Has there ever been a stranger time to be a Chief Information Officer? The pandemic altered reality for technology teams in every business, yet most CIOs spent the last 18 months in familiar territory: provisioning VPNs and laptops—albeit for a vast cohort of suddenly-remote workers.
“Caught between old and new” describes the situation in other ways. Research from McKinsey states there’s “never been a worse time to be an average CIO.” As digital transformation puts technology at the center of corporate planning, CIOs are expected to feed into and even drive vital elements of company strategy.
The role has been moving in that direction for years, but the pandemic is pushing every IT leader to leapfrog out of yesterday’s responsibilities and into tomorrow’s. Boards want CIOs to stop focusing on managing technology and work out how to turn those investments into business value instead.
As technology reveals new revenue and operating models, organizational success depends on how quickly a CIO can make the move from functional to strategic leadership. But what does that mean when warp-speed digital adoption has pulled the future forward by years in just a few months?
From Cost Center to Income Generator
Laurent Pulce, CIO at Veolia Water Technologies says he experienced a crossover moment when his role moved from a Capex to an Opex function.
“At the beginning of my career, IT was seen as a Capex consumer and fell under the responsibility of the CFO. But progressively, we moved more and more under operations, and now I report directly to the CEO. That means when I speak, it’s not just IT’s voice, but a voice heard by an exco member.”
In his 20 years with the Paris-based utility tech giant, Pulce has witnessed the CIO role evolution play out in real time, “moving from a back office to a front office role.” While the arrival of the cloud was the catalyst, he says the real game-changer came when digital presented an opportunity to develop ‘pay as you go’ delivery models for what had always been locally installed solutions.
“In the past, we had a very powerful but also very complex on-premise system for utility clients. It could be painful to install and secure at each plant and required significant upfront expenditure,” he explains.

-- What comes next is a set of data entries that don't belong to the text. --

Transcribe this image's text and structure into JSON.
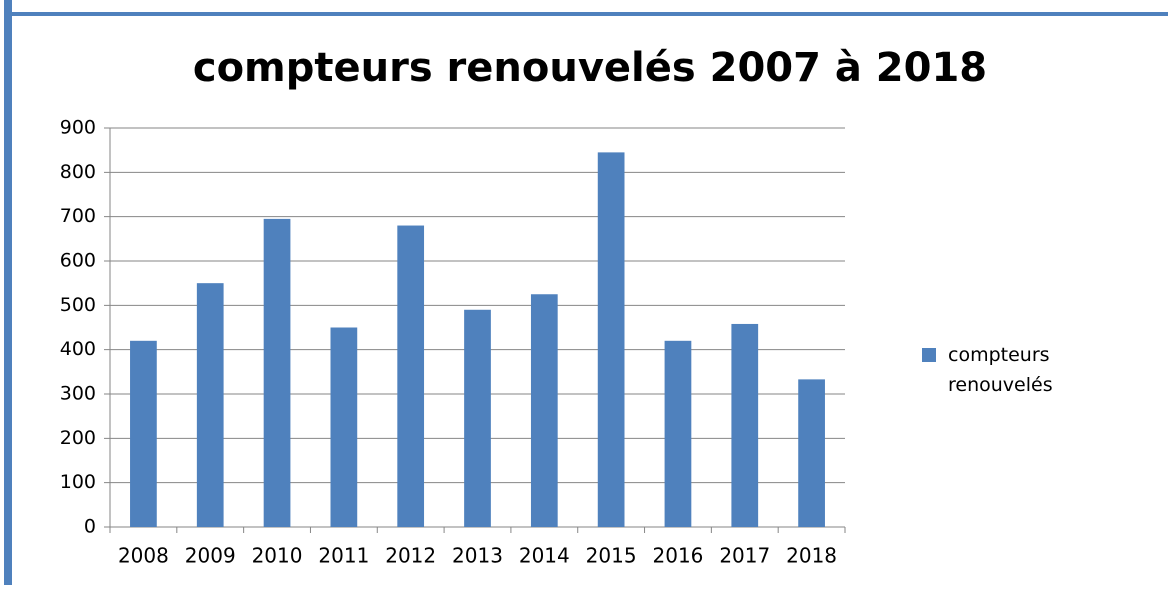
{
  "chart_data": {
    "type": "bar",
    "title": "compteurs renouvelés 2007 à 2018",
    "categories": [
      "2008",
      "2009",
      "2010",
      "2011",
      "2012",
      "2013",
      "2014",
      "2015",
      "2016",
      "2017",
      "2018"
    ],
    "series": [
      {
        "name": "compteurs renouvelés",
        "color": "#4f81bd",
        "values": [
          420,
          550,
          695,
          450,
          680,
          490,
          525,
          845,
          420,
          458,
          333
        ]
      }
    ],
    "ylim": [
      0,
      900
    ],
    "yticks": [
      0,
      100,
      200,
      300,
      400,
      500,
      600,
      700,
      800,
      900
    ],
    "grid": true,
    "legend": "right"
  }
}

“As more and more of our solution backend moved to the cloud, we were able to offer clients the same functionality, but as a pay-as-you-go service. That meant we could make our solution available on a trial basis, and take advantage of flexible computing costs that were more aligned to our revenues. In other words, we were only paying for the cloud capacity we needed at any given time.”

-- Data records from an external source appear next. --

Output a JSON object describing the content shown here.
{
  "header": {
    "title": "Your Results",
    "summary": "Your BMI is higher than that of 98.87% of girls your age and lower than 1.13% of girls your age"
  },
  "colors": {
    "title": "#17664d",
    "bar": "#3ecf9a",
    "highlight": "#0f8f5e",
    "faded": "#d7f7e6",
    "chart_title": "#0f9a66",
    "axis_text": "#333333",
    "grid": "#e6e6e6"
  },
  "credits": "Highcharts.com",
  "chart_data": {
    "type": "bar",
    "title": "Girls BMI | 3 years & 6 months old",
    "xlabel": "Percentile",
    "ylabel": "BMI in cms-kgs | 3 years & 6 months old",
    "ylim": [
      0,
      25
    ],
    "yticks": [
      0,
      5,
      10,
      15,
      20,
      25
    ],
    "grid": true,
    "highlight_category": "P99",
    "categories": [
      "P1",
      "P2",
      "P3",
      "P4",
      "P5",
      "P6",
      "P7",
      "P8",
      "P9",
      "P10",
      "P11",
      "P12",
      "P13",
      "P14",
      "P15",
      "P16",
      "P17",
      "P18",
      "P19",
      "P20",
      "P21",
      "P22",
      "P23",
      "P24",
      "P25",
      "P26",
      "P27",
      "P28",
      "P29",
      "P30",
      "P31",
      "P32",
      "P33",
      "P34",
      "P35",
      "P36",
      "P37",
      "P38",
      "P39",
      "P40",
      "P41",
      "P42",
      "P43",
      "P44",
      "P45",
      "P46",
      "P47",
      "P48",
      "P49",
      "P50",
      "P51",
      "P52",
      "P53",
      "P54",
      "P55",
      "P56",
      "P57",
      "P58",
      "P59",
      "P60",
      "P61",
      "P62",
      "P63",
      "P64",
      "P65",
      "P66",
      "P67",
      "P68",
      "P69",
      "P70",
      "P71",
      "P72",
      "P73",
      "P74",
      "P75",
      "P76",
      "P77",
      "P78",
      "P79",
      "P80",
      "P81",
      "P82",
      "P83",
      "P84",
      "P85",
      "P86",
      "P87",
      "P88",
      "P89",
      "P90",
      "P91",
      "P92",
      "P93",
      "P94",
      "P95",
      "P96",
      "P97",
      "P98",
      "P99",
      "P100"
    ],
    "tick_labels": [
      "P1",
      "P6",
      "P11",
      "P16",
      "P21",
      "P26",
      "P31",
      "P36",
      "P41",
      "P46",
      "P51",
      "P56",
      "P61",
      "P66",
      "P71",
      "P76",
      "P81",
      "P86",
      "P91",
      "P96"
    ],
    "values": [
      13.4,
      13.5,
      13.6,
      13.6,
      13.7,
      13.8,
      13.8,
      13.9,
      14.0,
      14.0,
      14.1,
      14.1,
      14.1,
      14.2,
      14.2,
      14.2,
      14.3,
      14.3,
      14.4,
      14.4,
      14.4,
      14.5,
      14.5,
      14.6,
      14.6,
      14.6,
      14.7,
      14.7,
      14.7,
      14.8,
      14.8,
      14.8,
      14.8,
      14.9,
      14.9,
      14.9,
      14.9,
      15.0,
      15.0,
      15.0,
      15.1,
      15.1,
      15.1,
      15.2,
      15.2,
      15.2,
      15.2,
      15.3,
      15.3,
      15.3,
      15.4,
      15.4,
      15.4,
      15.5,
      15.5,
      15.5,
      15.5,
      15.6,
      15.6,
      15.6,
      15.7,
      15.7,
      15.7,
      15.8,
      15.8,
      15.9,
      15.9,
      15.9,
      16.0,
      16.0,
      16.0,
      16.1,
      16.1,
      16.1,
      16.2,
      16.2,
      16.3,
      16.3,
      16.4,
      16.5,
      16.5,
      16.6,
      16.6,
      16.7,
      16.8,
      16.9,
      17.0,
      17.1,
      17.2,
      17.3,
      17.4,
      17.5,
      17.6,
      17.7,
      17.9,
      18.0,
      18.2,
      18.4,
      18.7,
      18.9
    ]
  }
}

The move to a SaaS model has also enabled the company to advance its sustainability objectives. In the past, Veolia had some 1000 servers deployed worldwide, many of them running at only 25% capacity.
“As an environmental company that kind of inefficiency is unacceptable,” Pulce adds. “Moving to the cloud has been a good way to reduce power consumption and by extension our carbon footprint. It also showed that being a sustainable company involves every department. Environmental factors are now central to the decisions we make in our IT department, and everyone understands the impact they have to contribute to this.”
The Transformative CIO
Pulce’s experience of innovation-driven leadership mirrors McKinsey’s analysis of what defines the role today. What they call the “transformative CIO” is a business leader who takes responsibility for initiatives that generate revenue.
They take the time to get to know the business and understand each department’s priorities and objectives, going “far beyond meeting with the CEO or attending strategy meetings. They invest time with business-unit and functional leaders to gain a deeper, current understanding of business realities on the ground.”
Autodesk CIO Prakash Kota says that the learning process has to include data capture and analysis. Operating models, methods, and processes are all changing rapidly. CIOs need to be able to deliver insights about broader internal harmony as organizations undergo an extended period of flux.
“We can give guidance to senior leadership and let them know what we are seeing. If teams are having a positive impact, how are they operating? Or if we see indications of negative sentiment from a team, how do we reach out to them?”
If McKinsey researchers are correct, today’s transformative CIOs act on information gathered from all levels of the organization and use it to articulate the ‘why’ behind a particular digital-driven shift or change in focus.
Becoming a Change Agent
Some CIOs are even changing the culture of the business, giving non-tech managers a clear understanding of the drivers behind a digital move while providing the vocabulary to explain it effectively to customers and stakeholders. Within tech teams, they're promoting tighter collaboration.
Anticipating the skill sets the organization will need in the future and helping shape the overall talent strategy often falls naturally into this process.
Veolia’s Pulce says that to succeed, CIOs have to accept that digital transformation is about more than the cloud; there's a human transformation underway as well.
He explains that during the course of Veolia’s own digital journey over the past six years, his team has trained or re-trained everybody in the business (to understand this new model), from the personal assistant to the support team and beyond.
“We realized that innovation wasn't just bringing technological change, it was changing how everyone worked and how positions were defined. In the IT team, we experienced a drastic change. I had young specialists coming into my office saying, 'I'm an engineer specializing in servers. What will I do in two years?’
“I said, ‘OK guys, you’re right. We have completely changed the organization, and there are no more infrastructure departments. But don’t worry. Your skills will be valuable for something else.’ Roles have evolved, and that’s proven to be true.”